In real life, arranged marriages can work well. In church planting, not so well. Here’s what I mean.
We have neighbors who are from India, and they’re in an arranged marriage which is doing quite well. The story is interesting. He was born in America, so he’s a natural US citizen. When he was getting to the wife-hunting stage his mother contacted his uncle in Mombai, who put ads in the newspaper for women of specific education and background. Then mom went to India and interviewed these girls, narrowing the list to five. Our neighbor then went and met with them to conduct his own interview of sorts. Within a day he and his prospective wife made the decision that they would go for it, and they were married about a week later.

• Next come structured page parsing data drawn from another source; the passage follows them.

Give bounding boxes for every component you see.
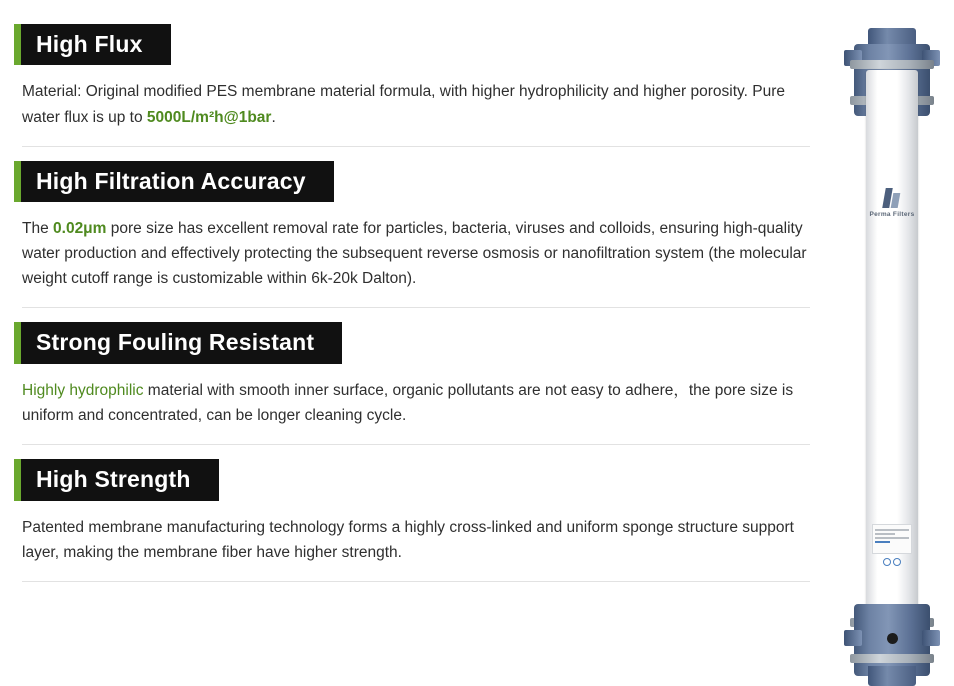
logo-mark-icon <box>883 188 901 208</box>
accent-bar <box>14 322 21 363</box>
feature-heading-bar <box>14 459 219 500</box>
feature-body-highlight: Highly hydrophilic <box>22 381 144 399</box>
feature-heading-text: High Filtration Accuracy <box>36 167 306 194</box>
accent-bar <box>14 161 21 202</box>
feature-body-text <box>0 515 830 565</box>
module-clamp-band-top-1 <box>850 60 934 69</box>
membrane-module-illustration <box>844 18 940 668</box>
module-port-bottom-left <box>844 630 862 646</box>
feature-body-part: Patented membrane manufacturing technology forms a highly cross-linked and uniform sponge structure support layer, making the membrane fiber have higher strength. <box>22 518 794 561</box>
feature-body-highlight: 5000L/m²h@1bar <box>146 108 272 126</box>
feature-heading-bar <box>14 161 334 202</box>
feature-heading-text: Strong Fouling Resistant <box>36 329 315 356</box>
feature-block-high-filtration-accuracy <box>0 161 830 309</box>
feature-body-text <box>0 79 830 129</box>
feature-block-high-strength <box>0 459 830 582</box>
accent-bar <box>14 459 21 500</box>
brand-logo <box>866 188 918 218</box>
feature-block-high-flux <box>0 24 830 147</box>
feature-body-part: material with smooth inner surface, organic pollutants are not easy to adhere，the pore size is uniform and concentrated, can be longer cleaning cycle. <box>22 381 794 424</box>
label-line-accent <box>875 541 890 543</box>
module-port-bottom-right <box>922 630 940 646</box>
accent-bar <box>14 24 21 65</box>
feature-body-text <box>0 216 830 291</box>
feature-heading-text: High Strength <box>36 466 191 493</box>
product-label-sticker <box>872 524 912 554</box>
section-divider <box>22 581 810 582</box>
label-circle-icon <box>883 558 891 566</box>
module-clamp-band-bottom-2 <box>850 654 934 663</box>
brand-logo-text: Perma Filters <box>869 211 915 218</box>
feature-body-part: Material: Original modified PES membrane material formula, with higher hydrophilicity and higher porosity. Pure water flux is up to <box>22 83 785 126</box>
label-line <box>875 529 909 531</box>
section-divider <box>22 307 810 308</box>
feature-block-strong-fouling-resistant <box>0 322 830 445</box>
module-bottom-neck <box>868 666 916 686</box>
feature-body-part: The <box>22 220 54 238</box>
label-icons <box>874 558 910 566</box>
label-circle-icon <box>893 558 901 566</box>
feature-body-part-end: pore size has excellent removal rate for particles, bacteria, viruses and colloids, ensuring high-quality water production and effectively protecting the subsequent reverse osmosis or nanofiltration system (the molecular weight cutoff range is customizable within 6k-20k Dalton). <box>22 220 807 288</box>
label-line <box>875 537 909 539</box>
logo-bar-right <box>891 193 901 208</box>
feature-body-text <box>0 378 830 428</box>
product-image-column <box>830 0 954 686</box>
feature-heading-bar <box>14 322 342 363</box>
feature-heading-text: High Flux <box>36 31 143 57</box>
module-bolt-bottom <box>887 633 898 644</box>
label-line <box>875 533 895 535</box>
feature-heading-bar <box>14 24 171 65</box>
feature-body-highlight: 0.02μm <box>53 220 107 238</box>
feature-body-part-end: . <box>271 108 276 126</box>
section-divider <box>22 444 810 445</box>
section-divider <box>22 146 810 147</box>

It sounds a little goofy to our culture, but it apparently works. They at least had the advantage of having loving people around them (in the is case, his mom and uncle) to do some preliminary screening.
In church planting, arranged marriages don’t work so well. Here’s what I mean. Any time a new church planter welcomes someone into their inner circle (ministry partner, associate staff, leadership team) without first having some notable history with them, they are risking serious value and agenda disharmony. Sooner or later some big blowup happens, and it happens all the time. Church planters are understandably desirous of having good people partner with them. But unless they have had some history where trust and understanding has been forged, too much is left to chance. Tick-tock, tick-tock. Something will go nutty. It will be a disagreement on music, or scheduling, or location, or name, or policy.
Here’s my advice.
First, make a commitment to not allow the feel-goods of the moment to beguile you into thinking anyone should get a pass. Everyone needs to be vetted.
Second, read the chapter entitled “Leadership Backlash” in the book Church Planting Landmines (by Gary Rohrmayer and me).
Third, customize your own Values and Agenda Harmony survey, like the one attached here, to help you get the discussions going with prospective inner-circle people.
Church planting is full of landmines. Give strong consideration to what I say, and you’ll have fewer bruises in the process.